In my day job, I am a numbers person, a totally logical A to B and then to C person. Throw in a tale and logic flies out the window. Being a normally (and I use that word with the utmost caution) rational individual, I have tried over and over to document and improve the way I write. What has this to do with titles, you ask?

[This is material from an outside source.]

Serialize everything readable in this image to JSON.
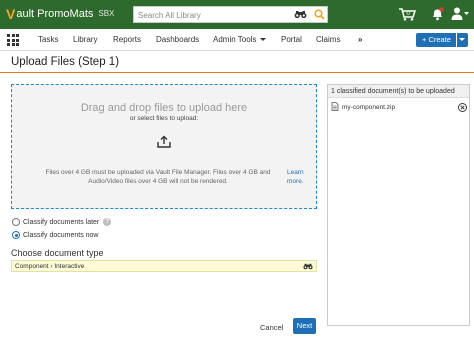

Well the fact is I can’t start a book without a title. Go figure. It may take weeks or months or a single second to come up with the right title – A Paratrooper in a Pear Tree took minutes, Alpha Me Not I labored over for months, and yet in one week this year, I came up with the ideas for not one, but seven books!!! And I cannot tell you how or why any single one of those came about.
It drives me batty.
There are times when I actively dislike this need to write- truly- it’s simply not explainable or in any way shape or form, logical. I like rationality, I relish predictability, I savor order- and none of that ever applies to how a book evolves in my head. Why do you ask am I telling you this? Because overnight the ideas for three new books sprouted.
Shoot me.
I can’t keep up with my poor, irrational, obsessive writer brain.
*Thunk, thunk* – that’s the sound of me hitting my head on the wall.
Stop. Stop. No more ideas.
That’s it – I’m off to write as fast as my hands and Dragon Naturally Speaking will allow me. BTW – I am in edits for Vengeance Hammer, and cannot start anything new – isn’t that justifiable suicide karma?
*Thunk, thunk*
Cheers,
Jianne
P.S. One of my best titles came from Georgia Woods – The Bear and The Bride – kudos G, and many thanks.